While the Retrosheet data is more than sufficient for testing whatever machine learning algorithm you’re interested in, a good overview of all the data available for download can be found on the SABR website.

Baseball on a Stick (BBOS)

While it is possible to download the play-by-play event files for games directly from Retrosheet here, you would spend a fair bit of time loading them into a MySQL database. The BBOS program does this work for you and delivers a MySQL database populated with any year of Retrosheet data you’d like. This software downloads both pitchf/x data and retrosheet data.

For Linux/Mac people, this package only works on Windows. My work-around was to run BBOS in a windows virtual machine on my Mac and have it populate a MySQL database running on OSX. Also, there’s a bug in the package that prevents it from working with MySQL 5.7 but the fix is discussed in this post.

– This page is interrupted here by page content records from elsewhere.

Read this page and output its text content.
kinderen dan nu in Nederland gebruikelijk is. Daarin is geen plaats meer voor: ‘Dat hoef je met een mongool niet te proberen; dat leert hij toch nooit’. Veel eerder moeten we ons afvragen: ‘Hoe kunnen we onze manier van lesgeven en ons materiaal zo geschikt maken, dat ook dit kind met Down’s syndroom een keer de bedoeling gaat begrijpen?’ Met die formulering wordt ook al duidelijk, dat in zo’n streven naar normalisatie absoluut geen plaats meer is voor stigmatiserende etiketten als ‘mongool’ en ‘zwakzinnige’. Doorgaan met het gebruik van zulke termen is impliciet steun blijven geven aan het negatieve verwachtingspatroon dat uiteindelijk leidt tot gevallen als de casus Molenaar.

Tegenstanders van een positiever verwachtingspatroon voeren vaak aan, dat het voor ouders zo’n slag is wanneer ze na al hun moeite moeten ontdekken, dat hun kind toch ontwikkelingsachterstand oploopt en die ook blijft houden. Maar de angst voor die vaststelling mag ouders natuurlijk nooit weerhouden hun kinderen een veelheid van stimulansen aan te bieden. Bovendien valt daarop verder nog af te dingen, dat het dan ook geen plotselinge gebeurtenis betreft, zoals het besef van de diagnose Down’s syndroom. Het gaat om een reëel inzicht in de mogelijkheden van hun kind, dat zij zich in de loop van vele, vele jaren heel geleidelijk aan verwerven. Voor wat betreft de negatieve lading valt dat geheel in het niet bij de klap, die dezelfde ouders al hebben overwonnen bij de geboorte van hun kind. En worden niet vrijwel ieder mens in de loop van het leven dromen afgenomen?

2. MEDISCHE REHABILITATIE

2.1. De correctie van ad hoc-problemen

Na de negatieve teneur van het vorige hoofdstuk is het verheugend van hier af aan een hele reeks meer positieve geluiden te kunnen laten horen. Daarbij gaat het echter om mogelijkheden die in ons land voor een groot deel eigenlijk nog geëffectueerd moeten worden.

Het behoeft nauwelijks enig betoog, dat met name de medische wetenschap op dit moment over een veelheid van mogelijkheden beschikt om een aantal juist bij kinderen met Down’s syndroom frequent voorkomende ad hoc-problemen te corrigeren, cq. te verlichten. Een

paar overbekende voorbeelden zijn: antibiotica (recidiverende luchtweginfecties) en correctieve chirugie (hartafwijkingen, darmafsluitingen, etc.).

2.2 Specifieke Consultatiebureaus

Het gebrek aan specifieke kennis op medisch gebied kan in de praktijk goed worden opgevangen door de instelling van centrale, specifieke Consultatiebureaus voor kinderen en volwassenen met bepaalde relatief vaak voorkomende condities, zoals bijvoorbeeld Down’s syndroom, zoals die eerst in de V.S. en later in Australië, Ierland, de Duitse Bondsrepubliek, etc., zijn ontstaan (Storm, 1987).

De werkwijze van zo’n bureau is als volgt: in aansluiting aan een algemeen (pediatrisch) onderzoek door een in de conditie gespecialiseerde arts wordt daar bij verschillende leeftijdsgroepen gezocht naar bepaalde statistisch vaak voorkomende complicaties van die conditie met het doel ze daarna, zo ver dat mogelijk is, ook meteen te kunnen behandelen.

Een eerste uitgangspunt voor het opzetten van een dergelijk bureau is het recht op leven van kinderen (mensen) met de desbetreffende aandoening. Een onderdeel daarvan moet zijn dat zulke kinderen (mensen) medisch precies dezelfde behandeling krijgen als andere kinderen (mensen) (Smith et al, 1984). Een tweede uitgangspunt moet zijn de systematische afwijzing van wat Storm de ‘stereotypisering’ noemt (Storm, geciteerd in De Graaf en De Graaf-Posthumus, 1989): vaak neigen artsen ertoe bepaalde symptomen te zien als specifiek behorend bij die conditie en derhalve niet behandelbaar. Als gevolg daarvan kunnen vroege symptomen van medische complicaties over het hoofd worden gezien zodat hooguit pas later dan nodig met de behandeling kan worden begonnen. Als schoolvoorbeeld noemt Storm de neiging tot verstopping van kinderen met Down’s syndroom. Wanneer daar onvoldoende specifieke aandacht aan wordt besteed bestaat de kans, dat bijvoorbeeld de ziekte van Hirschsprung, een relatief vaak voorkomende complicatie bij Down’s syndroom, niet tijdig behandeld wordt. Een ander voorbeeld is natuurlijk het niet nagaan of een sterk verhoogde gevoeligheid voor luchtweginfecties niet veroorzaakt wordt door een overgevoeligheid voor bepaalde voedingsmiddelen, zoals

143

Once you’ve populated your Retrosheet database, the table with all the play-by-play data is events. The table that links player ID’s to their names and positions is rosters.

Working with Retrosheet

Let’s assume that we want to start with a supervised learning algorithm. How do we translate the Retrosheet data to the training set $x$ and observation vector $y$? There are many ways to do this but one way is to treat each individual player as a single observation where the size of our training set, $m$, is the number of players in the MLB.

You can then choose what you would like your algorithm to determine. Perhaps you’d like to predict the offensive impact of a player (RBI’s+runs) in a particular week based on the performance of previous weeks.

If so, you will first need to mainipulate the database to get a timeline of the offensive performance and all the possible input features you’d like to consider for your algorithm. Note that you should gather as many features as possible at this stage since you’ll reduce them later in the design process.

At this point, you will be working with a combination of SQL queries and a python program to consolidate the data. The SQL queries will give you a single entry per at-bat in every game and your python program will use this data to populate an offensive timeline for each unique player. At this point, you will be getting much of your information from the event_tx field which corresponds to the retrosheet event field. Using regular expressions is super handy for decyphering these event strings.

Once you have your offensive event timelines, you can decide how to convert them into a training set $x$ and observation vector $y$. One option is to use a time window of a certain number of weeks, average or sum each feature over that window and use that training data to predict the offensive impact of a player in the following week. This is useful for fantasy baseball leagues that allow you to change your roster once per week.